Chaïbou Yakoubou, frère cadet de madame Aba, se dit très fier de sa sœur ainée. « Elle fait de travail depuis toute petite avec notre maman. Aujourd’hui, elle est un exemple pour beaucoup de personnes », dit-il.

Kwamé Béchi est le capitaine de la pirogue n°2 de madame Aba. Il témoigne : « C’est grâce à cette dame que nous avons du travail et que nous arrivons à nourrir nos familles. Donc à chaque fois qu’on part à la pêche on fait tout notre possible pour avoir le plus de poisson pour lui faire plaisir. Elle compte beaucoup pour nous ».

ghana_02Mais ce dimanche matin, lui et son équipage sont rentrés bredouille de la expédition en mer. « Notre filet a été détruit par un grand bateau. Nous sommes revenus pour essayer de le recoudre pouvoir repartir à la pêche », explique-t-il.

Ce genre d’accident serait de plus en plus fréquent. Cela s’explique par le manque de surveillance des activités de pêche par l’administration ghanéenne. Les pêcheurs artisans sont ainsi livrés à leur propre sort.

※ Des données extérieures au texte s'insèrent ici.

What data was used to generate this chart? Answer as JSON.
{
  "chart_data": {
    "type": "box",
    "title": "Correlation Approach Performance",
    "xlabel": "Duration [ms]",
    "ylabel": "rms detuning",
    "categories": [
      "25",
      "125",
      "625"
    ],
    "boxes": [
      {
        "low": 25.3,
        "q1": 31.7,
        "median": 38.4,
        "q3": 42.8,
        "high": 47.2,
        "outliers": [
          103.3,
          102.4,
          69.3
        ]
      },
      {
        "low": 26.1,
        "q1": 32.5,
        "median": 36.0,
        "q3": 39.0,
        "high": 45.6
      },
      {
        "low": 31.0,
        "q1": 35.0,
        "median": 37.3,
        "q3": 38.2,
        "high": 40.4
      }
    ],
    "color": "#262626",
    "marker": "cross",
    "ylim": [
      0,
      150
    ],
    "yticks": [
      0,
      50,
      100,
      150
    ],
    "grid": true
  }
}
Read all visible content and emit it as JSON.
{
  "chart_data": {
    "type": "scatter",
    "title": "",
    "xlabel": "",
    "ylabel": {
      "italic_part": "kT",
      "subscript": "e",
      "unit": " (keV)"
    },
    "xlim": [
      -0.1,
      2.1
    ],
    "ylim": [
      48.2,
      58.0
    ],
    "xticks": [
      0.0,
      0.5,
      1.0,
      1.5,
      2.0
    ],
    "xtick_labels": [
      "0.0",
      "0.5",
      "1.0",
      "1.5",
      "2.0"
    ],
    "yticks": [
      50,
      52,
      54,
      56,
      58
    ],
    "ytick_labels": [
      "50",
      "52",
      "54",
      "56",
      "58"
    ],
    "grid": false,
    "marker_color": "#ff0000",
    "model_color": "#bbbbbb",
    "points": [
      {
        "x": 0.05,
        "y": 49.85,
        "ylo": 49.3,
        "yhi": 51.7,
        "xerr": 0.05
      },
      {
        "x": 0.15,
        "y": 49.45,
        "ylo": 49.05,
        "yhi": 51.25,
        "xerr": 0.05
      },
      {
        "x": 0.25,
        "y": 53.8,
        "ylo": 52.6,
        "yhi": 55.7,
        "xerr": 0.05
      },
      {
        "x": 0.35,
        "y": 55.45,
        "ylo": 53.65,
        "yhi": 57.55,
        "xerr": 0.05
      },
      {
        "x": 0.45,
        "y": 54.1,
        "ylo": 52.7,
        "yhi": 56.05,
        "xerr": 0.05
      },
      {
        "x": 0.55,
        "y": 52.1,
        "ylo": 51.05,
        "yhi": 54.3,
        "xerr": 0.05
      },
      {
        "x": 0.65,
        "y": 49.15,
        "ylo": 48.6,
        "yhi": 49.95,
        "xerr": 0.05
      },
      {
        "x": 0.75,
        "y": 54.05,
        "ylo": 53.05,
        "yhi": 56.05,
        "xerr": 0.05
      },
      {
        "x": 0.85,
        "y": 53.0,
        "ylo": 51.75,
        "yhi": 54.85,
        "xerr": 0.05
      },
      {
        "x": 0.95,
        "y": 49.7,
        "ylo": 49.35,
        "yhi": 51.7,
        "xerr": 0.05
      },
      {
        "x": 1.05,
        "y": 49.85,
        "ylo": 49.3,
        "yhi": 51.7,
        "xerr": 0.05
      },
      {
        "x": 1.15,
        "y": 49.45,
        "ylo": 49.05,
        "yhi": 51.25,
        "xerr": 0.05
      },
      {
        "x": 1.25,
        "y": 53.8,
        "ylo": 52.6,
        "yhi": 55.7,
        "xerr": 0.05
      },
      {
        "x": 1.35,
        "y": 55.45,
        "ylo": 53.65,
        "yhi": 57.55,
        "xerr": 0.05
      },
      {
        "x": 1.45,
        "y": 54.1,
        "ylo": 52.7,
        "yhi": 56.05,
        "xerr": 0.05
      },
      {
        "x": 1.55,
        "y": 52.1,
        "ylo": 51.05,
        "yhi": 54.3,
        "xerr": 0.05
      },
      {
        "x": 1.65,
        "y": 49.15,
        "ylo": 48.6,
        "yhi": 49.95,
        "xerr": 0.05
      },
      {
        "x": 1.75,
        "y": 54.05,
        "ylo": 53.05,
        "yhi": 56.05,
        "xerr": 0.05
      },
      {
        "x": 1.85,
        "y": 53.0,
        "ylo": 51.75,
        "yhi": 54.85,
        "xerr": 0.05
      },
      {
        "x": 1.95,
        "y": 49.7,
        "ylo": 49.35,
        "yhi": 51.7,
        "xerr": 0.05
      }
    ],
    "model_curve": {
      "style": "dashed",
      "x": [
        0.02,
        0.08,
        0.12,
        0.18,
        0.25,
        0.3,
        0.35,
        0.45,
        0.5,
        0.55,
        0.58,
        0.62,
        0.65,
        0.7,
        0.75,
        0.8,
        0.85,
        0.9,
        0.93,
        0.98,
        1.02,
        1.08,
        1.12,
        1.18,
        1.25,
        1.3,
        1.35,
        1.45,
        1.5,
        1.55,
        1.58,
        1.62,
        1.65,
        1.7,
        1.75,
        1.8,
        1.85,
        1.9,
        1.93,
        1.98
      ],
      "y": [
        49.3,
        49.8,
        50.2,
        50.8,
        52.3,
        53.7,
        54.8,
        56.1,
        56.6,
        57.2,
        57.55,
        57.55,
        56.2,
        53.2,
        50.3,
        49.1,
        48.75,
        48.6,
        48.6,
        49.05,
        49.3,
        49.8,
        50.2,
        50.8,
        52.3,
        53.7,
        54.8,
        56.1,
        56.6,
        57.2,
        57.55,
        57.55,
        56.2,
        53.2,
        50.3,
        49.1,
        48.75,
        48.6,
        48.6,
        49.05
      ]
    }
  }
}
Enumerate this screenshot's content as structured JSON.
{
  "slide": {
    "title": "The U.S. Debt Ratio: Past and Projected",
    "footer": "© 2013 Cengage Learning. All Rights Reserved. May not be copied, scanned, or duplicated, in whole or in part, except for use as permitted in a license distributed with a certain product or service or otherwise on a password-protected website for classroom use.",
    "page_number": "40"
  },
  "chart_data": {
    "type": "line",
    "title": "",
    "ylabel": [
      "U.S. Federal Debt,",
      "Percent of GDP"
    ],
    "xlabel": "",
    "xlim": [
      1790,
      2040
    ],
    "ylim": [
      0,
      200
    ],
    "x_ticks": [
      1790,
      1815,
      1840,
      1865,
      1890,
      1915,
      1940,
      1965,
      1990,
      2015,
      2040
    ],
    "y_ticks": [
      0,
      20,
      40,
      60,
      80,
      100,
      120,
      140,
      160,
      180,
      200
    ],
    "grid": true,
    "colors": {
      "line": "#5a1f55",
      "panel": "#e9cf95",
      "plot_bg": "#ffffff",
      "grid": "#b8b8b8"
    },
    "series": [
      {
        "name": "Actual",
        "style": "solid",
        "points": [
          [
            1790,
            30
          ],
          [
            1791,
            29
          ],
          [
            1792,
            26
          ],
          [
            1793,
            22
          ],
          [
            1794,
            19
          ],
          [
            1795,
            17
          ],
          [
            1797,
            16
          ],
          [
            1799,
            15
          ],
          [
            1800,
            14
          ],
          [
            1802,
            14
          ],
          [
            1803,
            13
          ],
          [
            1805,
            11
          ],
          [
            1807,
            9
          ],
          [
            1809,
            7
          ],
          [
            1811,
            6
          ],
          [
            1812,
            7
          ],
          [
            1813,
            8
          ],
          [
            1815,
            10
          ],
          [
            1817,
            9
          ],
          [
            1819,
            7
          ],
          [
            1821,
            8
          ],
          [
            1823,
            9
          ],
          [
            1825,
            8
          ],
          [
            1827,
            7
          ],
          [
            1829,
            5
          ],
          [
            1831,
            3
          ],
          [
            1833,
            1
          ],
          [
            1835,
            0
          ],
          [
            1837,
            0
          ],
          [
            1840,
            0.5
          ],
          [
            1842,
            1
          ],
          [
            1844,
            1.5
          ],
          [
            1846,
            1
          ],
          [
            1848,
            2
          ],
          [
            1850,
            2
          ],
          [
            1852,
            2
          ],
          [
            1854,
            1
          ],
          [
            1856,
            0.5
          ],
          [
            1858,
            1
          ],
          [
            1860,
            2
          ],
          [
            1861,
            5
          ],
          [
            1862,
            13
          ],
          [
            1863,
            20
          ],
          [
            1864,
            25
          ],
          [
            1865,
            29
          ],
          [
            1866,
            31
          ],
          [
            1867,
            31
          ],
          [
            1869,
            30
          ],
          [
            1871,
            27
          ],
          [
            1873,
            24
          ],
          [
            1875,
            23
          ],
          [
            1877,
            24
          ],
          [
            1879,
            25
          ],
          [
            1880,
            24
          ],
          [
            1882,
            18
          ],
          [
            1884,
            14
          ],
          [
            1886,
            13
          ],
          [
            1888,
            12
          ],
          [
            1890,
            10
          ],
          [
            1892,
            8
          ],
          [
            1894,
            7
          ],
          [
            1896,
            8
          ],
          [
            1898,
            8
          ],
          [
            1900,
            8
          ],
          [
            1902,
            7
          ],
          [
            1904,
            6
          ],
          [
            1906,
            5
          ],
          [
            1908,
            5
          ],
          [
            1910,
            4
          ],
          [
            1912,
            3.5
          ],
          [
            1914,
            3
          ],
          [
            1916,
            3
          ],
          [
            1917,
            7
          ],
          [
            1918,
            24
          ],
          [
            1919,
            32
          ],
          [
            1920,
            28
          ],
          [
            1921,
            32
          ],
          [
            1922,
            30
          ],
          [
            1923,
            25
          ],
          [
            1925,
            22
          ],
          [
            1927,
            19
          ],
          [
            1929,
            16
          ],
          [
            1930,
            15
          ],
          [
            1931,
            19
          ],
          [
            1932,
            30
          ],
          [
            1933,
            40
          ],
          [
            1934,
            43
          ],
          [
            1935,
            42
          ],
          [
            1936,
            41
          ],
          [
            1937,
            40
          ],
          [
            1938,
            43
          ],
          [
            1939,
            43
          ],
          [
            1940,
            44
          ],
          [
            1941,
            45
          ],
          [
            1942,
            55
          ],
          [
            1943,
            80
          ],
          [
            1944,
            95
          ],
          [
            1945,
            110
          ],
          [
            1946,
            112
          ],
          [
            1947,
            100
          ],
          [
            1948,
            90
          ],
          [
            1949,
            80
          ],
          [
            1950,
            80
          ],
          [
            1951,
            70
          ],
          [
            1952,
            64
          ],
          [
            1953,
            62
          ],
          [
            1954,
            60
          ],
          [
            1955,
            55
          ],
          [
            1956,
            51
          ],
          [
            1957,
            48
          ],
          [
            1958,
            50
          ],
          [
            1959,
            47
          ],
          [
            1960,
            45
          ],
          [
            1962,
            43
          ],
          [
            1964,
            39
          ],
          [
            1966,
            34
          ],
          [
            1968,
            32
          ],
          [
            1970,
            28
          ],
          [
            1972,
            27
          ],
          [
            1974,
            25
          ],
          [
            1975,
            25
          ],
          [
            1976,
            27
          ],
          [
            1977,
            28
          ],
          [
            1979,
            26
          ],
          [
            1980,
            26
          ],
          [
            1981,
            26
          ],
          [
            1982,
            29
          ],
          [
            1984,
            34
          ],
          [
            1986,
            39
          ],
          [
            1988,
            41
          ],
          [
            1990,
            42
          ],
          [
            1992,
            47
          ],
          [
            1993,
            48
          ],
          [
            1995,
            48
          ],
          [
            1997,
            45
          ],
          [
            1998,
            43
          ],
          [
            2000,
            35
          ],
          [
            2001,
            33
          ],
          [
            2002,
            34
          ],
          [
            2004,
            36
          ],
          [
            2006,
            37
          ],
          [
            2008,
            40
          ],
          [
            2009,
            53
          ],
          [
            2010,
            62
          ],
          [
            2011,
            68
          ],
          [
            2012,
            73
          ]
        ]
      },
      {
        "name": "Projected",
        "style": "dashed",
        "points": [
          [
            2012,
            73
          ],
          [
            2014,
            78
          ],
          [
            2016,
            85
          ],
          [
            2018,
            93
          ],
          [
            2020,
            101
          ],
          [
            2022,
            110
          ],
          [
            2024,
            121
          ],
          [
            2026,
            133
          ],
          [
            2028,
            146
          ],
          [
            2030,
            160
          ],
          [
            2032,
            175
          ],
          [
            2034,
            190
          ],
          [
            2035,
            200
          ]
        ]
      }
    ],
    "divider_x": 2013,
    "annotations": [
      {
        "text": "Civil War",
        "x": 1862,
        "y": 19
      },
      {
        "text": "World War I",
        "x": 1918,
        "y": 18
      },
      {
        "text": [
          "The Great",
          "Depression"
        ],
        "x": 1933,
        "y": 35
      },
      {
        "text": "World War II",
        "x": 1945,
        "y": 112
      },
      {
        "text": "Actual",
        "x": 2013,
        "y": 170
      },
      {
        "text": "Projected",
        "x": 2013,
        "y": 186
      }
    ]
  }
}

« Maintenant je m’arrange avec les pêcheurs pour que dans chaque pirogue il y ait au moins une personne qui sache lire et écrire. En cas d’accident, cette personne peut relever le numéro du bateau. Avec ces informations, on peut au moins tenter de retrouver le bateau et de négocier un dédommagement », explique Aba Mensa.

Elle souhaite surtout l’intervention du gouvernement ghanéen pour protéger davantage les pêcheurs artisans et leurs matériels.